Ravenna, picchiata in casa per sei anni dal marito medico

RAVENNA - Un “assaggio” di come sarebbe stata la vita coniugale una volta sposati gliel’ha dato il giorno stesso del matrimonio. Lui era ubriaco dopo i numerosi brindisi, e la sposa gli aveva solo chiesto di controllarsi; appena giunti in camera da letto l’aveva punita infilandole la testa dentro il wc. Quel giorno l’affascinante medico conosciuto e frequentato durante il fidanzamento si era trasformato nell’uomo che nei successivi sei anni sarebbe stato un marito-padrone. È una totale sudditanza quella raccontata ieri in aula davanti al giudice Andrea Chibelli dalla vittima, moglie di un 45enne straniero difeso dall’avvocato Veronica Valeriani, nel corso del processo che si è aperto con l’accusa di lesioni aggravate e maltrattamento in famiglia. Vessazioni fisiche e psicologiche che la donna ha sopportato per paura e per amore dei figli fino al luglio 2019, quando ha deciso di denunciarlo.

Non un paio di episodi, ma decine di ricorrenti scatti d’ira dettati dalla gelosia. La vittima ne ha parlato per oltre un’ora ieri mattina, costituendosi parte civile con l’avvocato Sabrina Santandrea. I coniugi avevano scelto l’Italia come Paese per vivere, sfruttando la doppia nazionalità della donna. Stabilitisi nel Faentino, le cose erano andate bene per alcuni anni, per poi degenerare in particolare dopo la nascita dei figli. Era bastato fraintendere un apprezzamento su Facebook, nel 2016, per scatenare nuovamente la collera dell’uomo: «Ero incinta al quinto mese, lui mi legò a una sedia con un lenzuolo e iniziò a schiaffeggiarmi e a prendermi a pugni».
Il volto, però, cercava di evitarlo: «Quando mi picchiava, lo faceva dal collo in giù». Ogni tanto, però, qualche colpo partiva anche in faccia.

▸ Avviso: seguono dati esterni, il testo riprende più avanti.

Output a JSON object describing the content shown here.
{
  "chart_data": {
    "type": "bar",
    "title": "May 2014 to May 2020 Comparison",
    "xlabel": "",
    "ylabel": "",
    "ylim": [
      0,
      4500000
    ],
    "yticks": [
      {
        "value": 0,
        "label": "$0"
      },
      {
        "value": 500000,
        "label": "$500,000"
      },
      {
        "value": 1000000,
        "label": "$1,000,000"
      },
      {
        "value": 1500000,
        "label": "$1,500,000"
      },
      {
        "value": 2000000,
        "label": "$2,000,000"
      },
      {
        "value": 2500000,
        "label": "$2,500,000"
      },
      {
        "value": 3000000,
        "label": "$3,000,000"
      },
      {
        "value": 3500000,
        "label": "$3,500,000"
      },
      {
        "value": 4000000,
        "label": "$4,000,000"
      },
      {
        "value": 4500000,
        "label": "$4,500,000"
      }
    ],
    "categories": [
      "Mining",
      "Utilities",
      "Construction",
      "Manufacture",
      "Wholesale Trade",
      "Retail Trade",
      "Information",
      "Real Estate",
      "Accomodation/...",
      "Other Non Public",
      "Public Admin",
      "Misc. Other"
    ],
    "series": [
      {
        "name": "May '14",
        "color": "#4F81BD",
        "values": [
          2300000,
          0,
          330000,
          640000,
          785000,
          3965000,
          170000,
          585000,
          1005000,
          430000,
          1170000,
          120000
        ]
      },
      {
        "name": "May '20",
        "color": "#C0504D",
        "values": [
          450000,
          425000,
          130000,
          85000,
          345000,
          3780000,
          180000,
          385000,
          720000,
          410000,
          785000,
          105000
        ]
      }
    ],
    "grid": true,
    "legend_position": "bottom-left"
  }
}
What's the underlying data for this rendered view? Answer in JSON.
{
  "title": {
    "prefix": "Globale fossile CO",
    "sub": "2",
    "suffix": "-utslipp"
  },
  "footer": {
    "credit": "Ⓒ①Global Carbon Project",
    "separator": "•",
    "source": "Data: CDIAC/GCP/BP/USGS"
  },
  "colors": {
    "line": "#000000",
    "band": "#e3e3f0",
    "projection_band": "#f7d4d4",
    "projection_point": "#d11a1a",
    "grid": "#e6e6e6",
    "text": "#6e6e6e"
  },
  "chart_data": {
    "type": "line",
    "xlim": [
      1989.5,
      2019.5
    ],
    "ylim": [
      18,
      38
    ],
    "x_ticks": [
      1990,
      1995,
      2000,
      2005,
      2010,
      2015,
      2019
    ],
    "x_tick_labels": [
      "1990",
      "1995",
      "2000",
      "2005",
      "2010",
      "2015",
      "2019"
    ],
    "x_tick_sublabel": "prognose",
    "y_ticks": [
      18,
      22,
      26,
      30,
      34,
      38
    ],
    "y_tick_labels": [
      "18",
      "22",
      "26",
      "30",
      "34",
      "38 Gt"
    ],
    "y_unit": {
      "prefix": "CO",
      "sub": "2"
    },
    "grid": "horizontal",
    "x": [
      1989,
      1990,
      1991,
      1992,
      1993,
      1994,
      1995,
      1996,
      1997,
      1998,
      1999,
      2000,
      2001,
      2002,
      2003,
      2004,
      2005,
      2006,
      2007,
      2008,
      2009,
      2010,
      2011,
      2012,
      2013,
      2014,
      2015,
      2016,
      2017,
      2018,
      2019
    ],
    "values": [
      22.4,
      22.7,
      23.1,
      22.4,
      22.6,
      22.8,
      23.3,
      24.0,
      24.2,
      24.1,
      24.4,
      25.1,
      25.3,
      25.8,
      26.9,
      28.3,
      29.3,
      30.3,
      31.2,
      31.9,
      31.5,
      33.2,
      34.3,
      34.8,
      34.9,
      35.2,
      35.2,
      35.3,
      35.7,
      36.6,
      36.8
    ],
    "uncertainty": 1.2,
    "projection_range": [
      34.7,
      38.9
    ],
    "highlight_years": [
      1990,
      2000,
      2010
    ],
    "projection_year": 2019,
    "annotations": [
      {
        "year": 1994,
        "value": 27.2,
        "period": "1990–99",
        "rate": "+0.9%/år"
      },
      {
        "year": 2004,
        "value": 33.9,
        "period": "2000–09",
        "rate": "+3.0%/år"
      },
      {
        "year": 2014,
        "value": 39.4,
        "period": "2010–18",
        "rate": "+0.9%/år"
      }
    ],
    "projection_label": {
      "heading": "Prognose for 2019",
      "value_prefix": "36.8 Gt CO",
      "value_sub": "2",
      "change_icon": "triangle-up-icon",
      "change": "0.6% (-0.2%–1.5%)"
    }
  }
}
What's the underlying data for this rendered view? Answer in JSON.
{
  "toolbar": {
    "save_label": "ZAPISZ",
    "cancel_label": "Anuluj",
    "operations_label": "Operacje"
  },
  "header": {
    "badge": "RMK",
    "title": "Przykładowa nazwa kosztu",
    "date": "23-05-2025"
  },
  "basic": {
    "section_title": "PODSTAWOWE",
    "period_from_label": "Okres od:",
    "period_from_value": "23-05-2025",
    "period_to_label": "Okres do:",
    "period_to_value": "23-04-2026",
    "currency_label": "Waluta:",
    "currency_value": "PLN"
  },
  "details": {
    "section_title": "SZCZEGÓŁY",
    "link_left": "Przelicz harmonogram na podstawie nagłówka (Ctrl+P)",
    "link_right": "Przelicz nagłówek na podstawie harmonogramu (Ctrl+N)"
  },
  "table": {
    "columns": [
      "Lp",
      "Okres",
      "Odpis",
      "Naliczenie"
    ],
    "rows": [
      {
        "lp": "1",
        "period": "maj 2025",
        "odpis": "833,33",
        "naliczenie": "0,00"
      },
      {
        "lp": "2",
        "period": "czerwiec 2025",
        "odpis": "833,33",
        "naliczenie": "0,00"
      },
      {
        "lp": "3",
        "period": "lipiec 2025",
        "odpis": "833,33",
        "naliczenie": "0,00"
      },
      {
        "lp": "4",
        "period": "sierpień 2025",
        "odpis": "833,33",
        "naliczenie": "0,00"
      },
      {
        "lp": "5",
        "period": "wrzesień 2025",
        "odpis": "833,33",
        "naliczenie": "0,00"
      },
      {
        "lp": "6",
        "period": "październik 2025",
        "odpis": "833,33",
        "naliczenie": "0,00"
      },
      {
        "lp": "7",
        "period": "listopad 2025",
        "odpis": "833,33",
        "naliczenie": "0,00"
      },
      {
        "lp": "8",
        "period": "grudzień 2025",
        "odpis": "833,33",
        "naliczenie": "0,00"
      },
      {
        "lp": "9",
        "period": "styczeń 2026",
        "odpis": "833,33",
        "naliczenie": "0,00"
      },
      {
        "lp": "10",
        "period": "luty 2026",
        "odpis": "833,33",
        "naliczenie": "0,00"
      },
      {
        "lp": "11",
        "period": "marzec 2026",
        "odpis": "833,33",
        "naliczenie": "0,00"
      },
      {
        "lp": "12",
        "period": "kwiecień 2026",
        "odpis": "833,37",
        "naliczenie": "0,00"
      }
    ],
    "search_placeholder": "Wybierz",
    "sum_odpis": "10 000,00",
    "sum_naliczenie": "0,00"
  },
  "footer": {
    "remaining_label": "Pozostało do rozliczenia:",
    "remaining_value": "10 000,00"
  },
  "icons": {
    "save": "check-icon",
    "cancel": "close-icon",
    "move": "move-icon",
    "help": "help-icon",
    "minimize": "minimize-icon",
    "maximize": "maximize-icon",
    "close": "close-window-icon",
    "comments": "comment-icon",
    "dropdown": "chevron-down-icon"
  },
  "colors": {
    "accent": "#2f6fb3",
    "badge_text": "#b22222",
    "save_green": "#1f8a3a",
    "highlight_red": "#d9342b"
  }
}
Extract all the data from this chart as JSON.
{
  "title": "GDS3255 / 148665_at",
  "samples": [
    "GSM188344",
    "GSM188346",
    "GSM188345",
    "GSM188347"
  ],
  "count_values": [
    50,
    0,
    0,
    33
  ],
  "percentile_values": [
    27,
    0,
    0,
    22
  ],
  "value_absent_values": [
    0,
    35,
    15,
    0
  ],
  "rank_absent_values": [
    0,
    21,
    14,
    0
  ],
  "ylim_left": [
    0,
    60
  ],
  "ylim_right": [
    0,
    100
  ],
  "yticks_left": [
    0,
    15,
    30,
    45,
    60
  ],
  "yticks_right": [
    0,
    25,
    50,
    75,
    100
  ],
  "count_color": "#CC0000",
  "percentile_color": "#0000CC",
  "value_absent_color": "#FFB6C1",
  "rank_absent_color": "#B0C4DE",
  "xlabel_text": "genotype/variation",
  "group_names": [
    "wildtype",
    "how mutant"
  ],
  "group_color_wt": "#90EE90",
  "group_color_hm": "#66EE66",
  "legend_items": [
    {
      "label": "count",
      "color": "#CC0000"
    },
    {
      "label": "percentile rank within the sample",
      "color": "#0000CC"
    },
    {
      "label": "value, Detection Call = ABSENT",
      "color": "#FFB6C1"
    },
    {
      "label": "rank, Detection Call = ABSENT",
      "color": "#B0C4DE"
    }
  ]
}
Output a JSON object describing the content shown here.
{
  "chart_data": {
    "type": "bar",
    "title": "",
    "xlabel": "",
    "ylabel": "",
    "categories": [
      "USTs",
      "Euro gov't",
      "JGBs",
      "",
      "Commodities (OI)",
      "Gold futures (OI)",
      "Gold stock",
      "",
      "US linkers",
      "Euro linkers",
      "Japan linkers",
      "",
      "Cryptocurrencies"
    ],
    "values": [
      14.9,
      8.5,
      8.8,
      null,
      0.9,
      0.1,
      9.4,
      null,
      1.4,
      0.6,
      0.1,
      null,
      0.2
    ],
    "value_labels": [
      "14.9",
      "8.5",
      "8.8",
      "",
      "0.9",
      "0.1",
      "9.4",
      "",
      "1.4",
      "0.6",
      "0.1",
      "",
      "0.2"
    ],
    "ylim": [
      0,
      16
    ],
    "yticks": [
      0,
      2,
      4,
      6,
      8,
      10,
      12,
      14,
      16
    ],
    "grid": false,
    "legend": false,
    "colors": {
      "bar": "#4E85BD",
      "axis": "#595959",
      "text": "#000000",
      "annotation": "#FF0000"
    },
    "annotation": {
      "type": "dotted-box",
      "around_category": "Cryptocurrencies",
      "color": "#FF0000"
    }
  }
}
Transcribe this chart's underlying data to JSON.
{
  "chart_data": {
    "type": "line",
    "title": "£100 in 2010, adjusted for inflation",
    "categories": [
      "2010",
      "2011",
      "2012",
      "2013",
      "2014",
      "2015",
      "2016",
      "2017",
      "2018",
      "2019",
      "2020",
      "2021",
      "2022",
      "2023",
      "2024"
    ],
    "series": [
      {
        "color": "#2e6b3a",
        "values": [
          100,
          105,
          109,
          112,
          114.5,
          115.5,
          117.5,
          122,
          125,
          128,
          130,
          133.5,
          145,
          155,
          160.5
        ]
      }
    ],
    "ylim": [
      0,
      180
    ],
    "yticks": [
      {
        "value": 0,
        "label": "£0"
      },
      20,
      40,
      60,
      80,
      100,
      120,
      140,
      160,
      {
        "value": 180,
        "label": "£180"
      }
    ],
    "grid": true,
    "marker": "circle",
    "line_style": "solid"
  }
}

La descrizione è quella di un naso rotto, subito “aggiustato” dal marito-medico-picchiatore: «Ho sentito un gran caldo e ho visto che il naso si gonfiava e lui l’ha messo a posto».

Le discussioni erano continue. Il rimedio per lividi e stress lo trovava lui, spalmando creme su braccia e gambe per coprire i segni delle percosse o somministrando pillole alla moglie per calmare l’ansia. E ancora: «Avevo bisogno dell’aiuto di mia madre per accudire il bambino, volevo iniziare a lavorare, ma lui non aveva piacere che la vedessi né che frequentassi le mie amiche». Per farglielo capire era bastato un ceffone, incurante che la donna avesse il figlioletto in braccio: “Chiama tua mamma che picchio anche lei”, le aveva detto. L’aveva poi accantonata contro il muro e quando la vittima, implorandolo di smetterla, aveva minacciato di denunciarlo, lui le aveva passato la lama, incalzandola affinché si difendesse, dicendole “Ti faccio diventare io la vittima”. Aveva poi afferrato il manico di una scopa, continuando a percuoterla.
Agli attacchi d’ira seguivano le pretese di natura intima, che la consorte assecondava «perché ero terrorizzata». Era accaduto anche di fronte ai figli nel letto; lui l’aveva alzata per il collo, strappandole la biancheria.

Tra i testi sentiti ieri, ha deposto anche la receptionist di un residence nel quale la coppia si era trasferita nell’ultimo periodo. Ha riferito di un episodio che ha preceduto la denuncia sporta nel luglio 2019; la dipendente si ritrovò in ufficio la straniera in vestaglia, accovacciata accanto alla scrivania, terrorizzata. Di lì a poco arrivò il marito che le ordinò di salire in camera. Ubbidendo, lei si alzò la veste mostrando i lividi. Alla luce di quest’ultimo fatto, nel novembre di quell’anno il giudice per l’udienza preliminare ha emesso nei confronti dell’uomo il divieto di avvicinamento.